昭和41年、大学を卒業してから50年近くの年月が経った。卒業後すぐに 「社会思想社」という出版社へ入り、昭和48年に独立、翌49年に「いずみ書房」を興して40年目に入ったから、出版界に足を踏み入れて早くも半世紀になったことになる。何を好んで、こんなにも長くこの業界にい続けるのかと考えてみると、それだけ出版界が自分にとって魅力のある業界であることと、なにか魔力が出版界に存在するような気がしてならない。
それから、自分でいうのもなんだが、何もないところから独立、スタートして、生き馬の目をぬくといわれるほどの厳しい世界にあって、40年以上も生きつづけることができたこと、ここが一番スゴイことだと思う。
とにかくその30余年間には、山あり谷あり、やめようかと思ったことも2度や3度ではない。なんとかくぐりぬけてきただけでなく、ユニークな出版社群の一角を担っていると自負している。

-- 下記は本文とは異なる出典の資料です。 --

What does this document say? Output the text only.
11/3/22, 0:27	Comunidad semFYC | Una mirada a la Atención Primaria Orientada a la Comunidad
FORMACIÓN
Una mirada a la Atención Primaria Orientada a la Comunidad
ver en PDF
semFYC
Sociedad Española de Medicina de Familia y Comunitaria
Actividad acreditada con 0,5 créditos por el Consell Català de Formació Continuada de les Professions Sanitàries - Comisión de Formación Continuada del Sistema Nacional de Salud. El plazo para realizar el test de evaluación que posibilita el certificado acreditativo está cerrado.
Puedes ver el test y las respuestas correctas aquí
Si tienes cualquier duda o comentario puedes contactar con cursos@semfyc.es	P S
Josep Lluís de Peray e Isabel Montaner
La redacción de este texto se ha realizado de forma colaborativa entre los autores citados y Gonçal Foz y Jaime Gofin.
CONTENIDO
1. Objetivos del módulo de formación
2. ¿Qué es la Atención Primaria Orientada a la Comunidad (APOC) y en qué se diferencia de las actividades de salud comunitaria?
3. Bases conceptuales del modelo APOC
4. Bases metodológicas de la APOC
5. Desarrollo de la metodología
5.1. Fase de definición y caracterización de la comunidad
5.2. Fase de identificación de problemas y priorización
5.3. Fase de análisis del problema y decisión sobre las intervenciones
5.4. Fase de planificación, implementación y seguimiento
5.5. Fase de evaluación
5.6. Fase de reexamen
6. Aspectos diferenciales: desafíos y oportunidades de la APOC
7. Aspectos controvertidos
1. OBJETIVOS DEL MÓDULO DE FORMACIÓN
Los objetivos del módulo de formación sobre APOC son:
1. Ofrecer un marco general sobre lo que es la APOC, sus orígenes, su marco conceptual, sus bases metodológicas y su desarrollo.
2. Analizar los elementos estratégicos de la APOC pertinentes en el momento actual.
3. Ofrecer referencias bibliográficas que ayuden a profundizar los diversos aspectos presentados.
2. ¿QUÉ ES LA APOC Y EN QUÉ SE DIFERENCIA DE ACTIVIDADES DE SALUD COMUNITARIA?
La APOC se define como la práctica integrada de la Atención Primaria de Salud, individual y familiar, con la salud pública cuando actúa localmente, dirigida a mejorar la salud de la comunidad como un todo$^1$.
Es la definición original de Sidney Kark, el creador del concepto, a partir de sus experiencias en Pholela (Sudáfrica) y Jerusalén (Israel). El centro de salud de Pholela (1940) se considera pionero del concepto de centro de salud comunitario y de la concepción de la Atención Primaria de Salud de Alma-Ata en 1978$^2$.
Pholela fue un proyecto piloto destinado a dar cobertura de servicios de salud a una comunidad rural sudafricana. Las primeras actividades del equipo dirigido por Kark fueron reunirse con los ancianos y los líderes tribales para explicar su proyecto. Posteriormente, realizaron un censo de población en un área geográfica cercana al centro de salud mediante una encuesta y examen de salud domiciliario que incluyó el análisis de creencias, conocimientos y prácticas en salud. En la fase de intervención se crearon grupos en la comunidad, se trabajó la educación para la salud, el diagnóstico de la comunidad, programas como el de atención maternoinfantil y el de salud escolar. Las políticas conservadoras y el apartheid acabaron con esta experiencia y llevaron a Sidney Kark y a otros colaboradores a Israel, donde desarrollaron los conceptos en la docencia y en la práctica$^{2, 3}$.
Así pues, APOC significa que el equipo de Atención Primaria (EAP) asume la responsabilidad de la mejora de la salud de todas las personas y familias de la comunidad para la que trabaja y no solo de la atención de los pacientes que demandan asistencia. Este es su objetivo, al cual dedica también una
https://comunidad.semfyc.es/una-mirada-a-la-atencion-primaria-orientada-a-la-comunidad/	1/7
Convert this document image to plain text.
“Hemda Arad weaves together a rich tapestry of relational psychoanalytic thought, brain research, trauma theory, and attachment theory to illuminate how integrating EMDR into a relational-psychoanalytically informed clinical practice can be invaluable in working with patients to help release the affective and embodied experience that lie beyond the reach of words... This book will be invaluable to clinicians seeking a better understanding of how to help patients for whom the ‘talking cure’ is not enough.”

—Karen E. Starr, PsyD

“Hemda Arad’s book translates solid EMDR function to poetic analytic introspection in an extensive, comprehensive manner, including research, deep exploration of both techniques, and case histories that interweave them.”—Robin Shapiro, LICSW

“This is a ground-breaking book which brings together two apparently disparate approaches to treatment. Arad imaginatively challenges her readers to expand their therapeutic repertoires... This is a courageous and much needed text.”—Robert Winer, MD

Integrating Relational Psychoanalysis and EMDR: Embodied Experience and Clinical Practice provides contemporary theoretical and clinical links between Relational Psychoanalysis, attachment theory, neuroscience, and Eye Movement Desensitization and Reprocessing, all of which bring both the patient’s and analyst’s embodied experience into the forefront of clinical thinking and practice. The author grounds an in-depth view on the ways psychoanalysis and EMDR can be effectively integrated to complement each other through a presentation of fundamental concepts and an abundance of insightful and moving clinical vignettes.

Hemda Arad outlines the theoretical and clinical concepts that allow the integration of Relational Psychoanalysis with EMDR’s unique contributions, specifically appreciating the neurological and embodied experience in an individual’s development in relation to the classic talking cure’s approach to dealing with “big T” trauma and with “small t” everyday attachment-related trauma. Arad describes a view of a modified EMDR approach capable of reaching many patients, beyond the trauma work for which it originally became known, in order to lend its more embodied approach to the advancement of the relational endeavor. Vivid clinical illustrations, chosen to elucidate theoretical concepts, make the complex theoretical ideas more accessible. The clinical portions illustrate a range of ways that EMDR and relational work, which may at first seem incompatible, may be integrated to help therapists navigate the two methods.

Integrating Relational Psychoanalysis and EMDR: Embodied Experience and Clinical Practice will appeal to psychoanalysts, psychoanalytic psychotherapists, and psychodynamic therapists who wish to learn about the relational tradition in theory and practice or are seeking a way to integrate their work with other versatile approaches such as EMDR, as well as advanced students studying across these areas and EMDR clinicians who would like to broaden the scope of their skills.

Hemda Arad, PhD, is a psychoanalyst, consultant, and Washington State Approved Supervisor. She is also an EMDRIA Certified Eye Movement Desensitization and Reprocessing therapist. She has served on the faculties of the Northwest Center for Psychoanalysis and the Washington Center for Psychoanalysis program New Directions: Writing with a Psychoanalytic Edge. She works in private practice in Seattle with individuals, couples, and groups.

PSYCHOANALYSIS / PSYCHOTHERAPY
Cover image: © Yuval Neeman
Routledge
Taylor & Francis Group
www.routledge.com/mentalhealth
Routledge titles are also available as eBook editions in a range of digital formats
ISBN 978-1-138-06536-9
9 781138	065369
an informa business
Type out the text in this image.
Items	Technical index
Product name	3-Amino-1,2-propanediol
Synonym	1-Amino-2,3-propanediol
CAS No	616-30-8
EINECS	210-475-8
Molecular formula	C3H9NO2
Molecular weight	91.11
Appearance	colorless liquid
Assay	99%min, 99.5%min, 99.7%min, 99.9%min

このあたりのことを、折にふれて書きつづるのも意味のあることかもしれない。ブログというのは、少しずつ、気が向いた時に、好きなだけ書けばいいので、これは自分に合っているかなとも思う。できるかぎり、続けたいと考えている。「継続は力なり」という格言があるが、これはホントだと思う。すこしばかりヘタでも、続けていると注目されることもあるし、その蓄積は迫力さえ生み出す。(2013.8記)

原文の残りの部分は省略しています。